There are a lot of comics out there, but some stand out head and shoulders above the pack. With “Don’t Miss This,” we want to spotlight those series we think need to be on your pull list. This week, we look at the newest solo ongoing series from Valiant comics, “Livewire.”
Who’s This By?
Written by Vita Ayala (“The Wilds,” “Age of X-Man: Prisoner X”) with lettering from Saida Temofonte (“Shade the Changing Girl,” “Batman: Lil Gotham.”) The first arc is drawn and colored by Raúl Allén & Patricia Martín (“Secret Weapons,” “Wonder Woman”) while the current arc is being drawn and colored by Kano (“Gotham Central,” “Quantum and Woody”)
What’s This All About?
“Livewire” is the first solo outing for, arguably, the Valiant universe’s most important psiot (sorry Faith.) After the events of “Harbinger Wars 2,” wherein Amanda McKee aka Livewire shut down the world’s power, Amanda is on her own in a world that hates her more than ever. On the outs with her former team and branded a terrorist, she must fight against those who wish to capture and detain her, all while continuing the fight for justice and the fight against her former mentor’s programming.
So, Why Should I Read This?
The first thing to know about “Livewire” is that you need zero knowledge of the character beforehand to appreciate the series. While having read her previous adventures gives context to who she was (I heartily recommend “Secret Weapons”) and what led to the events of “Harbinger Wars 2,” they are recapped enough that you never feel lost. This is something that Valiant prides itself on, and for good reason. Continuity can be as much a curse as it is a boon for long term storytelling.
This makes Ayala, Allén, Martín and Temofonte’s approach to Amanda McKee’s story all the more interesting, as it perfectly balances these two competing needs — that of a character who has lived prior adventures on the page but must also exist as if those adventures were pure backstory — and crafts a narrative that starts Amanda on the journey to the next step in her growth. This first arc creates an intimate narrative, one that drives at the question of who Livewire is, now that she is on the run, and where does she go from here.

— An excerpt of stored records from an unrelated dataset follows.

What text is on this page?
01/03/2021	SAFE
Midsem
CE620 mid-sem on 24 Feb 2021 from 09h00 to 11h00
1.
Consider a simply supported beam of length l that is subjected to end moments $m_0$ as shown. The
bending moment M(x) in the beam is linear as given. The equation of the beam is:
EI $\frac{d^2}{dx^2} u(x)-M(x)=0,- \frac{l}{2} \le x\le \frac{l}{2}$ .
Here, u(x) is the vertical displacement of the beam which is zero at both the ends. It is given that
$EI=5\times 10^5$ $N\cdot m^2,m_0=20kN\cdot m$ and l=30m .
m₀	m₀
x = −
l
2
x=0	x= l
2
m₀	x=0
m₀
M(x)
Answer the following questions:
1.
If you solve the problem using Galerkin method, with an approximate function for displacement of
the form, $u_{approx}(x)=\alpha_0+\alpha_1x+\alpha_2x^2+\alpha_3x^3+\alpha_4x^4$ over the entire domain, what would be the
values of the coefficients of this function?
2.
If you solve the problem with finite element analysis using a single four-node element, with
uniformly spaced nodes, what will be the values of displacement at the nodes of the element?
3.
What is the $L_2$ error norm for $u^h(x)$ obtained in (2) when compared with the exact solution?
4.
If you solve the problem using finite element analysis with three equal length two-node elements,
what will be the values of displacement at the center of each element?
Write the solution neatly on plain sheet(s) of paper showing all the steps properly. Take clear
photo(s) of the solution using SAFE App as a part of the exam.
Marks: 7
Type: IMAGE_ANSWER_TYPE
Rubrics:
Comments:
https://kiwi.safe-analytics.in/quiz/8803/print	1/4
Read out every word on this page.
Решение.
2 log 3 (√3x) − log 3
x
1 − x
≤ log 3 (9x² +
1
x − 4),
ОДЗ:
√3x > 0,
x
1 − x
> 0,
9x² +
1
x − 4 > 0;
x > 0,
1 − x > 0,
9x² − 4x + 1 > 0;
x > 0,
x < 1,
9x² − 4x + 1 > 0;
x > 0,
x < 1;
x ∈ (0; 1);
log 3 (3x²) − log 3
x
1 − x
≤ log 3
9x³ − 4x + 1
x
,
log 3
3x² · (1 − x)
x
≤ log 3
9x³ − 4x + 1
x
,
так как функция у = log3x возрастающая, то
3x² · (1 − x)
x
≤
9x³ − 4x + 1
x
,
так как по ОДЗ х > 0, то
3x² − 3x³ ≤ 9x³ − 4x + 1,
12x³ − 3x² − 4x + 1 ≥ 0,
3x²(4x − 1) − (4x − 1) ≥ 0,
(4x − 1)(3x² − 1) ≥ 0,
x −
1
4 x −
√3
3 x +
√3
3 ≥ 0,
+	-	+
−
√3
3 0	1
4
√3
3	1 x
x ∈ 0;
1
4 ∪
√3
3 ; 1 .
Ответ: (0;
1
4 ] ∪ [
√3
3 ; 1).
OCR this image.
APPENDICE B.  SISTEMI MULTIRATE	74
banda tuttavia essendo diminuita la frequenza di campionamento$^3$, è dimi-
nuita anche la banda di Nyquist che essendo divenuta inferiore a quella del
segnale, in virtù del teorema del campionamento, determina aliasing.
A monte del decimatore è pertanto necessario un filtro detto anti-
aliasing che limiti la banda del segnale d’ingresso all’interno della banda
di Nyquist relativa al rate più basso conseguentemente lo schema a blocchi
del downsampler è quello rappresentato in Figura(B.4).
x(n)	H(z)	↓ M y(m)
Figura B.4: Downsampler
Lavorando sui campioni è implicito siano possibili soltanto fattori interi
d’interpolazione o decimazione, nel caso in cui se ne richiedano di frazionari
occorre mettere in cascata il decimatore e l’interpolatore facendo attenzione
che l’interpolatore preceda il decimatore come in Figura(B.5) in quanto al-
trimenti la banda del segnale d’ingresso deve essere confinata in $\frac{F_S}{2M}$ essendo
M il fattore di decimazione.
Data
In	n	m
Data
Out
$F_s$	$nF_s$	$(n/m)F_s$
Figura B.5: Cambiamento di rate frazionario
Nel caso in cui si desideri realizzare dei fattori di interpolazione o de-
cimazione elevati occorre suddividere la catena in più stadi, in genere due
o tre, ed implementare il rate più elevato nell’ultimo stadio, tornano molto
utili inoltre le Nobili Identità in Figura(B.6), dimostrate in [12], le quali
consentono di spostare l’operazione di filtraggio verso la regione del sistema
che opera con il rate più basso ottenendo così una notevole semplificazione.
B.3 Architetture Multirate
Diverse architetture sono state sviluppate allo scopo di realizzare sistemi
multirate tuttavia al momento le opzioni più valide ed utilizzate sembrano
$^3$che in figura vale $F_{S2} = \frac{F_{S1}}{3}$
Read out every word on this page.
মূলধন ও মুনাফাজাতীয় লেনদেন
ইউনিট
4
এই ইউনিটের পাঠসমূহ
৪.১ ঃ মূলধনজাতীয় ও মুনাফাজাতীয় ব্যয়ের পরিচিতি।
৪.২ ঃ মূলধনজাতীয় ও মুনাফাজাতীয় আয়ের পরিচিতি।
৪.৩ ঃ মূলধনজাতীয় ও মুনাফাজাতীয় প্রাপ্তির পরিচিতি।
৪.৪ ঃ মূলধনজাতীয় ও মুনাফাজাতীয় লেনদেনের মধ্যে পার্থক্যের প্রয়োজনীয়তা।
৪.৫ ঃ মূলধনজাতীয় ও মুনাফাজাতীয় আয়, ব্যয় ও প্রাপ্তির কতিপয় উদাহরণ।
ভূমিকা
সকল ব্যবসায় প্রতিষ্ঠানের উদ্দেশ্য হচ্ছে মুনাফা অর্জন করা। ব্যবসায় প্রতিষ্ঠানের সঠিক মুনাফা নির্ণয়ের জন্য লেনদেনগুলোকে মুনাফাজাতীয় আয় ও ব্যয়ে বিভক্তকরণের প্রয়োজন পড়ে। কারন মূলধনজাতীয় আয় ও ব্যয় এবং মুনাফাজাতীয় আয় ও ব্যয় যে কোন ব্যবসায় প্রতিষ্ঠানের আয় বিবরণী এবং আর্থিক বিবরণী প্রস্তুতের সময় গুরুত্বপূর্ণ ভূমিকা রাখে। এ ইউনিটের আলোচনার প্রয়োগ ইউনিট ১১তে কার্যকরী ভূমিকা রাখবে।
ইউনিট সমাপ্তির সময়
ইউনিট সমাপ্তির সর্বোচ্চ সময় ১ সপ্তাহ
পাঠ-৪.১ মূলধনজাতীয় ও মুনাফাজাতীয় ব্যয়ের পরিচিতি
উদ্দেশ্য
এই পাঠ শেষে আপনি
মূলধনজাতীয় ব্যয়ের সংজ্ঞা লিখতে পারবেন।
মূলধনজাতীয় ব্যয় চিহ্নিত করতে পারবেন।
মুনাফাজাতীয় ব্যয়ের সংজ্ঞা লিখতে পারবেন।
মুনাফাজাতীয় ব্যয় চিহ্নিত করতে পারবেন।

Visually, there couldn’t have been a better art team than Allén & Martín to bring “Livewire” into her own. Arc 1 acts as a pseudo-follow up to “Secret Weapons,” the series Allén & Martín drew, and so they have a solid grasp on the characters and how best to portray their interactions. They bathe the whole comic in a purple-pink hue, stylizing it in a way that divorces the events from reality while also making them feel more real than some other “photorealistic” art. In particular, I love the way they create an eyeline that hides events in plain sight before utilizing one small detail, or a cleverly placed word balloon, in the final panel to illuminate the previous unnoticed details. While the paneling may get too tight for some, Allén & Martín know how to use the space they have to its fullest, keeping things dynamic and in motion, each panel a moment in time, a beat that sets the pace almost as much as the events and dialog around them.
Ayala’s writing, though, is what makes the series extra-special. Amanda McKee is a complicated character who lives in a perpetual moral grey zone. It would be easy to write her off as an anti-hero ala The Punisher or a villain ala Manchester Black, but instead, Ayala forces her to confront her own sins and to reckon with them and the people she has hurt and betrayed, all while maintaining the complexity of reality. There are no simple, easy answers for Amanda.
She feels the guilt of what she did, all while justifying it in her own head with reasons that, while valid, do not excuse her actions. And yet, she has to justify them to herself, and us, because if she doesn’t, then what does that make her? That’s the central struggle of this first arc, beyond the more external threats such as the anti-psiot mercenaries, her former teammates at the Harbinger Foundation, and the whole, y’know, being public enemy number thing.Continued below
Throughout this arc, she fights against clearly bad people, those whose only pleasure comes from hurting others, while at the same time believing, in some small way, that she deserves to be persecuted. Haunted by the spectre of Harada, Livewire feels that she cannot escape her past, all while trying to assist the Secret Weapons in escaping theirs. Her personal struggle draws us in and the resolution of this chapter of her growth gives “Livewire #1-4 the air of completion, one that leaves you satisfied and, simultaneously, hungry for more.
How Can You Read It?
Issue #5 of “Livewire,” the start of a new arc, goes on sale today and you can pick it, and any back issues, up from your local comic shop or digital retailer. Volume one, which collects issues #1-4, will be out on April 24th.